Friday, September 14, 2012

Progress or Dystopia?

[Note:  I just decided to break this subject into multiple posts, but I am too lazy to change my intro.]

I have already characterized the notion of progress as the central component of an ideology that is strategically used to justify the modern social order. If we believe that “things may not be perfect, but it is better than anything else,” and “at least things are better than they were in the past,” how motivated are we going to be to rock the boat?

What I want to do now is really provide a detailed challenge to the idea of social progress. In fact, I would argue quite earnestly that what we have now is the worst of all possible worlds. I believe that we live in a dystopia, and that in many ways things were better in the past. I do not mean to romanticize or idealize the past. Certainly I do not think things have ever been perfect. However, I do believe that inequality and oppression have spiraling out of control, and there is some value in questioning the current social order.

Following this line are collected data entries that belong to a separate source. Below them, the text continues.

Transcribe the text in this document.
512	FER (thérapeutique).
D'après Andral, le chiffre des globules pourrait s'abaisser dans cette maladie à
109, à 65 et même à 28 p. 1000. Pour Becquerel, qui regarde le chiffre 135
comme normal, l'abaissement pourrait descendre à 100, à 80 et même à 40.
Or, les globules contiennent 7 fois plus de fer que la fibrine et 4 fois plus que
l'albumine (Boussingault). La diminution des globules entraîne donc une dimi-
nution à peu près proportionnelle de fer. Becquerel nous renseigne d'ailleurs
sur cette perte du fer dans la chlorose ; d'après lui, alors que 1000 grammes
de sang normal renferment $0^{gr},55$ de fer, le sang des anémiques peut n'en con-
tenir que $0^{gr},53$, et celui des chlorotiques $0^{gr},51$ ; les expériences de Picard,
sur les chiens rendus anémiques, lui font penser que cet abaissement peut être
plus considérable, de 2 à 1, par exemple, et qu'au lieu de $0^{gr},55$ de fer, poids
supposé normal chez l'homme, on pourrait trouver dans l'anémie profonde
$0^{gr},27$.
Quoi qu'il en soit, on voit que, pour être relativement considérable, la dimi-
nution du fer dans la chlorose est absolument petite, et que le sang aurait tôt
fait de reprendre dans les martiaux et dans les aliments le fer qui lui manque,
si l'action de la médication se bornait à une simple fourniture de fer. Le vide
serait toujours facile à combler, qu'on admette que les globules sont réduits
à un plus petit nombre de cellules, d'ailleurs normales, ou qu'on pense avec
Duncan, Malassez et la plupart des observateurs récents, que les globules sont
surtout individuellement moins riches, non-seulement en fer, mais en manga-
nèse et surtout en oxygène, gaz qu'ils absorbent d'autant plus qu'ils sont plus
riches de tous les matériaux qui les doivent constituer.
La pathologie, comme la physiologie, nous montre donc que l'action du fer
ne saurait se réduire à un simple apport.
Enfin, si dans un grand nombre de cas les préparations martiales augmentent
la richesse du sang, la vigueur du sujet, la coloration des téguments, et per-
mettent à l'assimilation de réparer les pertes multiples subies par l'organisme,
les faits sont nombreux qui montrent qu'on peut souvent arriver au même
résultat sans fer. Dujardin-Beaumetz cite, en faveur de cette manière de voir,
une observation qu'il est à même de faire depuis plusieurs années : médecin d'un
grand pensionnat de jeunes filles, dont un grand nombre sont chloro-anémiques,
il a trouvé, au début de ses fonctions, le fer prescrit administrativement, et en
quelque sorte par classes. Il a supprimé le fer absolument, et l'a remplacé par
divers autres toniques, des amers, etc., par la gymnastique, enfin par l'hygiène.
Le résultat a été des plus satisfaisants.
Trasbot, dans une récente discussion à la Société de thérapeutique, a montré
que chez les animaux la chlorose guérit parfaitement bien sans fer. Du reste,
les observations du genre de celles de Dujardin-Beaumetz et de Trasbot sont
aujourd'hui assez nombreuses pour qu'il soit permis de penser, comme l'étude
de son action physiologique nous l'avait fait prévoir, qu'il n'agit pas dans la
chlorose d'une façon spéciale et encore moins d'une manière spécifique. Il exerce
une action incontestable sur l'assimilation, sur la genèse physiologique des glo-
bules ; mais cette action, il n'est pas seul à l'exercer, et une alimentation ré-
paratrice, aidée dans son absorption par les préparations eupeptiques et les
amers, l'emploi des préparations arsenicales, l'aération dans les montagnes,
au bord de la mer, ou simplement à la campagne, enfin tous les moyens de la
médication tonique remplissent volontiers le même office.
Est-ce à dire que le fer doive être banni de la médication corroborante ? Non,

Let’s start with health. One of the most common claims in the favor of modernity is that we have eradicated all sorts of diseases and extended the human lifespan. The former contention is misleading, and while the latter is true, it is uncritically reflected upon. Undoubtedly there are many diseases that we no longer have to worry about. No Polio. No Bubonic Plague. Yet, there are new diseases (e.g. AIDS), some of which have been directly caused by our cherished “medical advances” (e.g. MERSA). New diseases will continue to evolve and thwart human progress. Then, there are those diseases that are on the rise, some, once again, as a result of modernity (like Diabetes). Modernity creates as many problems as it solves.

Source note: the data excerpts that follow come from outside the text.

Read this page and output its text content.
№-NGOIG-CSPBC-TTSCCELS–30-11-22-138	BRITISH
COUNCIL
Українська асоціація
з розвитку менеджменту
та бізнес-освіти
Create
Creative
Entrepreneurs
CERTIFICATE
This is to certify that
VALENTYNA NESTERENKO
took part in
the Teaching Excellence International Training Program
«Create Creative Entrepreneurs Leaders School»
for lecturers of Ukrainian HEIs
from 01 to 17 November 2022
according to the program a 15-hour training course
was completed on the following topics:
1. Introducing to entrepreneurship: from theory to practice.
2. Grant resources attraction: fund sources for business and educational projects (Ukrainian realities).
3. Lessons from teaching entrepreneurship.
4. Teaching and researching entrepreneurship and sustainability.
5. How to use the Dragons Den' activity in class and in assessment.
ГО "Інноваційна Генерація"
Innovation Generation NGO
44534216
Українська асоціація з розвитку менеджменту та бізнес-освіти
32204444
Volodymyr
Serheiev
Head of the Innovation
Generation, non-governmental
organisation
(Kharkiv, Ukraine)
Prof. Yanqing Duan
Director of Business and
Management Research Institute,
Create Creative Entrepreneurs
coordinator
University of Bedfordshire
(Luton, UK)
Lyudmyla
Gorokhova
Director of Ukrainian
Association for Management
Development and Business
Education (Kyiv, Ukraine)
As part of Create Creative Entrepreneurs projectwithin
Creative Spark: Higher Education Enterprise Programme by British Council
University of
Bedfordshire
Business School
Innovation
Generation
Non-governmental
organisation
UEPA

Well, what about that lengthened human lifespan, then? There are two parts to the counter-argument. First, medical advances have not eliminated the occurrence of early demise.  There are many opportunities offered by modernity for untimely, tragic (sometimes gory) death: advanced weaponry, automobiles (the number of deaths caused every year from car accidents should never be discounted), industrial accidents, and the type of alienation that results in suicide and mass-shootings, just to name a few. In fact, one could even argue that, to the extent that we have heightened the psychological discomfort surrounding certain kinds of death (especially as a long life becomes normalized), these untimely deaths are a greater source of suffering and loss than they were in the past.

Second, one must question the nature of the extended portion of a typical lifespan. Do those extra years really bring extra joy and personal fulfillment? Having seen way too many old people with severe loss of mental functioning (and that is not to mention the physical decline!), I would say “no.” Coupling the extended lifespan with the atomization of social life engendered by modern social formations, we have created a whole segment of the population that feels unneeded and irrelevant, with no essential purpose to their lives, and with little ability to support themselves in a world with high costs of living and little social supports. Furthermore, even if medical treatments can keep people alive, they can do nothing to stop the inevitable deterioration of mind and body. The one grandparent of mine whose final years I did not find utterly depressing and pathetic was the one who died before he reached 80. Old age is not something that I desire; it is something I fear.

How about our advanced understanding of the human body?  Surely that will lead to additional cures and a means of halting mental and physical degradation, right?  I am not too sure about how advanced anyone's understanding is.  I have already mentioned this in my series on health.  However, having long term physical injury was enough to convince me that no doctor had any idea how my body worked.  I saw a range of professionals and they disagreed about the most fundamental things... and they all turned out to be wrong in important ways.  The more deeply you are involved in the profession, the more apparent are the gaps in understanding.  For example, so many drugs are developed by trial-and-error (it just happened to work for some reason) and not due to any understanding of the condition itself or the mechanism of the treatment.  The image of progress in knowledge and understanding is another strategically deployed illusion of modernity.

Furthermore, one must not completely discount the types of treatments used before or outside the bounds of modern medicine.  Recently I went with a pharmacist friend of mind to an apothecary museum.  Many of the visitors laughed at the antiquated treatments, but my friend pointed out how many of them are still used today.  Moreover, pharmaceutical companies are scouring the globe and ripping off indigenous populations in an attempt to monopolize and commodify this supposedly "primitive" knowledge of plants and herbs.

Now, I am not staying that modern medicine is completely without basis, or that it has offered us nothing.  I am merely pointing out that the image of enlightenment and progress associated with its practices is quite a bit overstated.